Un jour, après avoir dit à sa femme qu'il aime avoir l'esprit embrumé (d'où l'alcool et la télé à haute dose), il lui demande :
"On n'a pas besoin d'avoir des conversations sérieuses à la maison, tu ne crois pas ? [...] Tu me bassines avec tes conversations sérieuses, et d'ailleurs sont-elles vraiment si importantes que ça ? Ça ne serait pas plutôt toi qui veux parler de choses sérieuses, alors que ça n'existe pas ?" (pages 107-108).
A un moment, après avoir trop joué avec son ipad, le visage du mari change :
"La position de ses yeux et de son nez commençait vraiment à clocher. Ce n'était même plus celui d'un être humain." (page 62).
Qu'est-ce qui fait un couple, quelle est la nature de la relation dans un couple ? Qui est-ce qui l'emporte ? ("Tu commences à me ressembler, ça me fait plaisir", dit le mari, page 91). Faut-il mettre de la distance, parfois ? C'est le thème central de ce livre, et il s'exprime souvent par des modifications physiques du visage.
Le livre se teinte souvent d'un peu de fantastique (des visages qui changent, des galets qui permettent de jouer le rôle d'un tampon entre un mari et une femme), pour parler des relations de couple. Mais est-ce que ces nombreuses histoires de changements et de transformations ne sont pas à force un poil répétitives, un peu trop évidentes ? L'histoire des galets était un bon passage, mais après, il y a me semble-t-il un peu trop d'insistance sur les visages qui changent.
De plus, il y a dans le livre des choses bizarres, mais sans doute très signifiantes.
Par exemple, pour leur lune de miel, le couple est allé à Machu Picchu, parce que le mari avait vu par hasard des images de ruines à la télé. Ils ont donc réservé dans une agence de voyage et ne se sont rendu compte qu'après que Machu Picchu, c'est dans la montagne, et qu'elle est plutôt haute. Et que ce n'est pas facile d'accès.
Je suppose qu'il faut en conclure que le mari ne réfléchit pas trop (logique, c'est ce qu'il aime à la maison), et que sa femme le suit aveuglément (là, je comprends un peu moins), car ce n'est qu'après la réservation qu'elle a regardé ce qu'il en était sur des sites (autre conclusion : l'agence de voyages n'a pas fait son boulot d'information, mais de ça le livre ne parle pas, sans doute n'y a-t-il pas de symbole lié au couple là-dedans).
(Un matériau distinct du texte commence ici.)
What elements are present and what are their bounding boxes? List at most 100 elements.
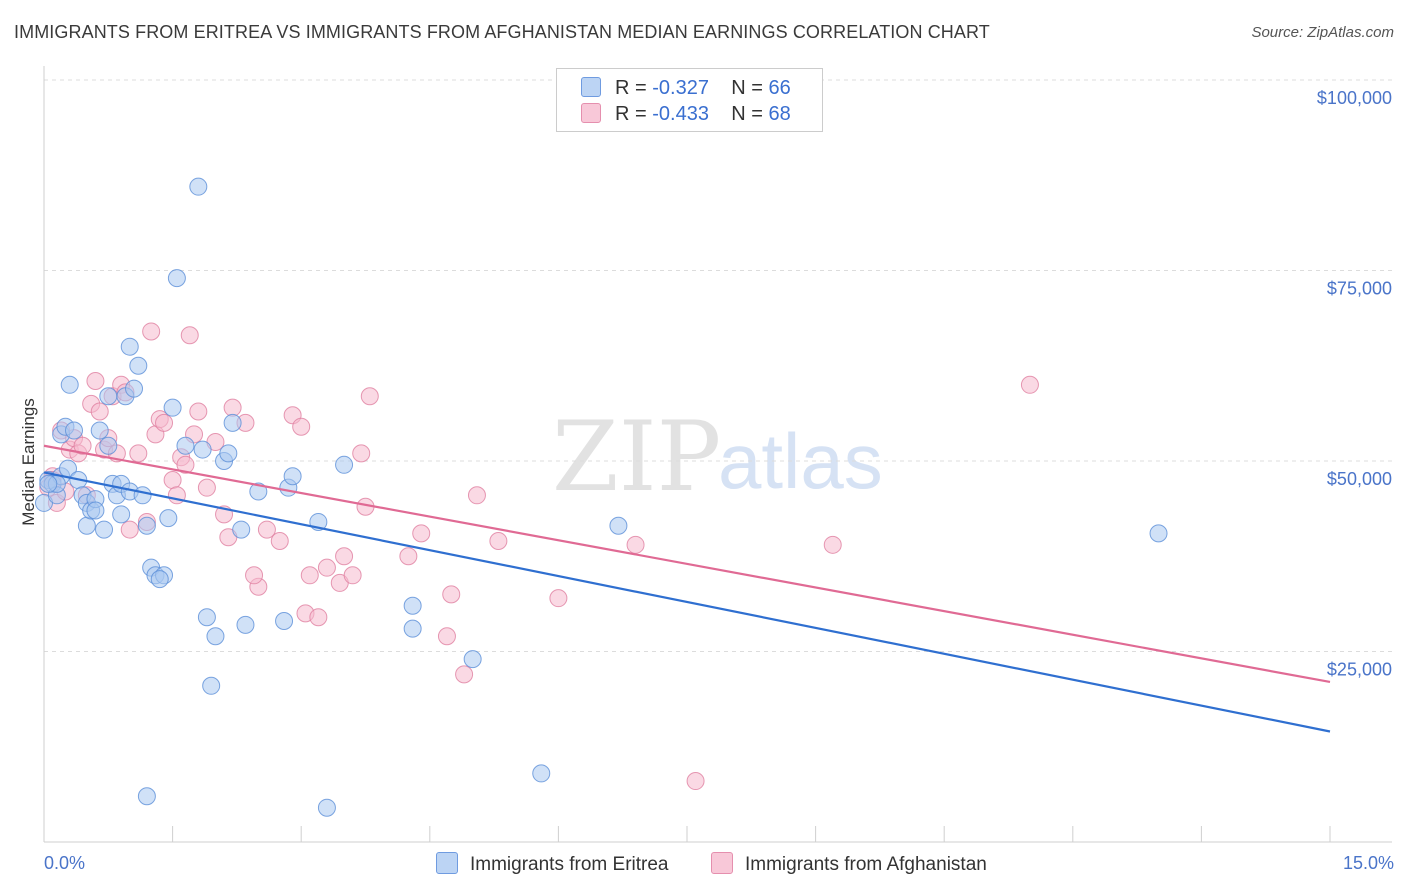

Pourtant, on ne peut pas dire qu'il s'agisse d'un petit voyage, qu'on réserve à la légère. D'accord, il ne faut pas toujours chercher de la rationalité dans les livres, mais cela gêne parfois
ma suspension consentie de l'incrédulité.
Mariage contre nature se lit rapidement et n'est pas désagréable du tout, il y a même quelques bons passages. Il est finalement meilleur que Comment apprendre à s'aimer (dont il faudra que je parle), le précédent livre de l'auteure traduit en français, mais il m'a semblé manquer de consistance sur la durée, pourtant pas très longue, et trop verser dans le symbole évident.
Mais, comme il a remporté le prix Akutagawa et de nombreuses bonnes critiques (dans des journaux, tout ça), j'ai sans doute tort.
Films d'après son oeuvre :
- Funuke domo, kanashimi no ai wo misero (Daihachi Yoshida, 2007), adapté d'un roman de l'auteur. Pas mal de nominations.
-
Ranbô to taiki (Masanori Tominaga, 2010), adapté d'une pièce de théâtre de l'auteur. Avec notamment Tadanobu Asano.